When Physical Disabilities Prevent Mental Health Help

Life with a disability of any kind, whether physical or intellectual, impacts a person’s overall wellbeing. Mental health is a significant part of the wellbeing that is affected. Physical disabilities are defined as conditions that limit bodily functions in some way. Intellectual disabilities are considered significant impairments of adaptive and cognitive functions. Physical disabilities are far more common, but both make life challenging when it comes to mental health.

Disabilities and Depression or Anxiety

Several risk factors can increase someone’s potential for depression; living with some type of disability is among these. One study of younger individuals who had had mild strokes found them to have much higher proportions of difficulties with depression and anxiety than those who had not experienced strokes. Life with a chronic disorder also causes the risk of depression to rise. Traumatic brain injury has also been linked often to increased depression risks.

Ties Between Disability and Depression

Loss of Life Direction

When a disability comes on someone later in life, that person can find life to be totally derailed from a previous vision, goal, or purpose. An airline pilot with seriously impaired vision is one example, as that pilot would no longer be suited to fly aircraft. A devastating loss such as this can easily lead to depression, particularly if that career was the pilot’s only desired career. Many disabled individuals were once primary breadwinners and, following the disability, find themselves incapable of providing for their families. It is far from unusual in such circumstances to feel a lingering frustration or helplessness that is a foundation for depression.

Decrease in Self-Esteem

Becoming disabled impacts how you feel about and perceive yourself. Your place in society is no longer as assured as it was before you were disabled. Individuals with traumatic brain injuries were studied and shown to have lower self-esteem levels and higher depression levels than healthy individuals. Many disabled persons lack confidence in their bodily autonomy and ability to adequately manage their lives. The loss of independence can be a severe blow to self-esteem.

Social Isolation

Loneliness can affect anyone from any walk of life, but it can be an especial challenge for those living with disabilities. A survey of UK residents with disabilities showed that a quarter felt lonely on a daily basis. When living in a wheelchair, for example, a social function is a series of challenges. You must get to and from the venue, into and out of the venue itself, and you might require assistance while inside the venue. The list is ongoing. You may also decide that you will feel like a burden and wish to avoid this, therefore choosing to stay in.

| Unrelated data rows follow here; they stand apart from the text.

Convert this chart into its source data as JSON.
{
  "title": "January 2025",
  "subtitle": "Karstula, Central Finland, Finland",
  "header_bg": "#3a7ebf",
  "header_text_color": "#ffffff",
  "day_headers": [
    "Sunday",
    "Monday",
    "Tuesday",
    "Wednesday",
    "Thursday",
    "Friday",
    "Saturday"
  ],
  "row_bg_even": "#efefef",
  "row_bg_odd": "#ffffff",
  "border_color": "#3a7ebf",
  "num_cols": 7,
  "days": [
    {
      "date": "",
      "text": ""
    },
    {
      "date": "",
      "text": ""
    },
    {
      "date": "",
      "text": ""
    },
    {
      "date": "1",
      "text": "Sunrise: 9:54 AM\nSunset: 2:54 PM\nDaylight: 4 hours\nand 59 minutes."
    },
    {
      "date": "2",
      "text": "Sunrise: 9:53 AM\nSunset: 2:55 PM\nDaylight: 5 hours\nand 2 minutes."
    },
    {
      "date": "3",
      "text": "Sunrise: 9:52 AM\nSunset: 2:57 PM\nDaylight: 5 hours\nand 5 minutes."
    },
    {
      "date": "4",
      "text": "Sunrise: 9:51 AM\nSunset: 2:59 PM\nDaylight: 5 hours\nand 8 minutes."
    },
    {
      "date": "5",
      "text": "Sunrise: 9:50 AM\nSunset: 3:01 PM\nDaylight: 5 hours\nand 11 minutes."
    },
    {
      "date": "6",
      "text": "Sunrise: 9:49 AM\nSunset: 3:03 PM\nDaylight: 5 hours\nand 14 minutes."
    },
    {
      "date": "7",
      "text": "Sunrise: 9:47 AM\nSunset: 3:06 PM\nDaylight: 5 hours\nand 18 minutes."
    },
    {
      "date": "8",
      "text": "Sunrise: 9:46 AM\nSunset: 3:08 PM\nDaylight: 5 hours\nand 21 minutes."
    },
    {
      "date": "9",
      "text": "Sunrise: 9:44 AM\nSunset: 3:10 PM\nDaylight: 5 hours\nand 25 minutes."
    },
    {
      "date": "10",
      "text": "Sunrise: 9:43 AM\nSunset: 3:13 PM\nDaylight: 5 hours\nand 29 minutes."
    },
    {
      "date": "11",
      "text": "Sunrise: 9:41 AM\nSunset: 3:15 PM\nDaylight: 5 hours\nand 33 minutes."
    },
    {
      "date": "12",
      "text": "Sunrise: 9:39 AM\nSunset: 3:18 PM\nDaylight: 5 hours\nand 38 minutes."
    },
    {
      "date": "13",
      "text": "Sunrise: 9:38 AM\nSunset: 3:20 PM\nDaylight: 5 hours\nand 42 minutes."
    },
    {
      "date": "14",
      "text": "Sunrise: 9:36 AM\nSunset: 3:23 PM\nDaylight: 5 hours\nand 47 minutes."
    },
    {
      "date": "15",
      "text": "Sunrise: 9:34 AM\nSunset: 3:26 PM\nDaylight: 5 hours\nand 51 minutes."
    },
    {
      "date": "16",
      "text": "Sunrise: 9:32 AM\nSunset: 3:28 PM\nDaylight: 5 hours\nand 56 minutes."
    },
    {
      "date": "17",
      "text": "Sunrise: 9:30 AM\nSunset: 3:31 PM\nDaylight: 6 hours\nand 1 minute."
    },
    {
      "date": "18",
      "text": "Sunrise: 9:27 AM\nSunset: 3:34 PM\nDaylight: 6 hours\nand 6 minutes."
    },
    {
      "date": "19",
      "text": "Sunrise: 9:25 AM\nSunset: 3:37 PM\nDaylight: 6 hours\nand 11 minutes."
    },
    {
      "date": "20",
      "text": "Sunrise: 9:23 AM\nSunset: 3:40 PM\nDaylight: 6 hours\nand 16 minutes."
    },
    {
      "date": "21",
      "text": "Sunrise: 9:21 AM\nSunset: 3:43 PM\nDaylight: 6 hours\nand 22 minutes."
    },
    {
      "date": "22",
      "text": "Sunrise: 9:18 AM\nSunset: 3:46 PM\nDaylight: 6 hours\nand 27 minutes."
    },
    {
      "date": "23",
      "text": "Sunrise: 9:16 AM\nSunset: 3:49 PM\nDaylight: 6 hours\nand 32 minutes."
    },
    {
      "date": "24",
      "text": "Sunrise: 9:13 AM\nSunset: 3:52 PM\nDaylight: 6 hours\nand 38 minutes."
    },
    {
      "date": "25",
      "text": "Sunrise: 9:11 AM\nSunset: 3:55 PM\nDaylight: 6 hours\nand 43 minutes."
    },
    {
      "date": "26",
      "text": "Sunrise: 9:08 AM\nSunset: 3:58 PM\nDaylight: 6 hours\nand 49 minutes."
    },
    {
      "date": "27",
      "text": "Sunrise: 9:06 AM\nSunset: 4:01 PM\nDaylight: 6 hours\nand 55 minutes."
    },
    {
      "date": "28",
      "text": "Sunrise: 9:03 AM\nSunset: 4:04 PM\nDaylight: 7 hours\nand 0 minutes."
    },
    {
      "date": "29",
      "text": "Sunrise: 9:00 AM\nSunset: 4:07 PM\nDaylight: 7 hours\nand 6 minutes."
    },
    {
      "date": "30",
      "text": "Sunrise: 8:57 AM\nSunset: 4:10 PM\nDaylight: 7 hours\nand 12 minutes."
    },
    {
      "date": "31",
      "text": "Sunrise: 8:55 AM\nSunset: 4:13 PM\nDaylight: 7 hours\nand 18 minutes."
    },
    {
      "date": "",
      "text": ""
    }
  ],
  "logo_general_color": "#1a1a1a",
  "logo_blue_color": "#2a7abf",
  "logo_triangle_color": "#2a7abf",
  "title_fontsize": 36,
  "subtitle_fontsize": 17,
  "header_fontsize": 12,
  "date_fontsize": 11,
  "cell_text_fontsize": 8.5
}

Disability can make finding a job extremely difficult. This leaves a significant void in the lives of those living with disabilities. Work is a large part of how people perceive themselves. The longer someone is unemployed, the greater the hopelessness and lack of self-worth they may feel. It is unsurprising that a lack of employment brings people closer to depression or anxiety.

Financial Difficulty

Unemployment is a problem in and of itself, but it leads to another: financial problems. For those with disabilities, the cost of life may also be higher. Equipment, medications, and regular visits to health professionals are expensive. Some people with disabilities also need assistance with one or more daily life tasks. Such home health aides do not work for free.

Accepting a Disability

When a disability comes later in life, getting adjusted can be incredibly difficult. There are phases that researchers have found people can go through when accepting a new disability in their lives; they are similar to the stages of grief. They are shock, anxiousness, denial, depression, internalized and then externalized anger, acknowledgment, and finally, adjustment.


Someone who feels discriminated against due to their disability will likely suffer a large impact on their mental health. This often starts young, with bullying. Discrimination occurs at every age, though. Some people even find it difficult to receive mental health treatment due to their disabilities.

Mental Health Access

Not every hospital’s mental health facility is capable of caring for people with every type of disability. While it can be expensive to cover all the bases, this leads to discrimination against some of the most vulnerable people when it comes to depression. Suicidal ideation is more likely in people with disabilities. This can be due to abuse, isolation, stressors linked to poverty, and other causes. One study even discovered that people see suicidality as significantly more acceptable among people with disabilities.


Live On is a web-based movement led by disabled individuals. It reaches out to people who have disabilities and tackles such misconceptions by displaying that people who are disabled can lead lives that are happy and fulfilling. People connect using the hashtag #LiveOn to share their stories.

Trouble Getting Help

The senior specialist at the National Disability Rights Network, Ian Watlington, has spoken with doctors about automatically screening persons with a disability for depression at certain points. This is to ensure they get the necessary treatment early on. Watlington describes the isolation as an epidemic. Accessibility issues can start with transportation to the doctor’s office in the first place. Older buildings with narrow doors and no elevators are problematic as well.

Many people with disabilities have problems that are not only far from unique, they already have solutions. The problem is connecting the people to the solutions. A nurse’s call button is one example. Not everyone has the mobility or strength to press such a button. Instead, there are alternatives, like a device that uses sips or puffs to let patients use their lips to call nurses. This needs to be set up perfectly, however, and not all psychiatric hospitals have nurses trained in such devices, if the devices are even at hand. In the end, hospitals need better equipment and better-trained staff to be fully accessible to all, including the disabled.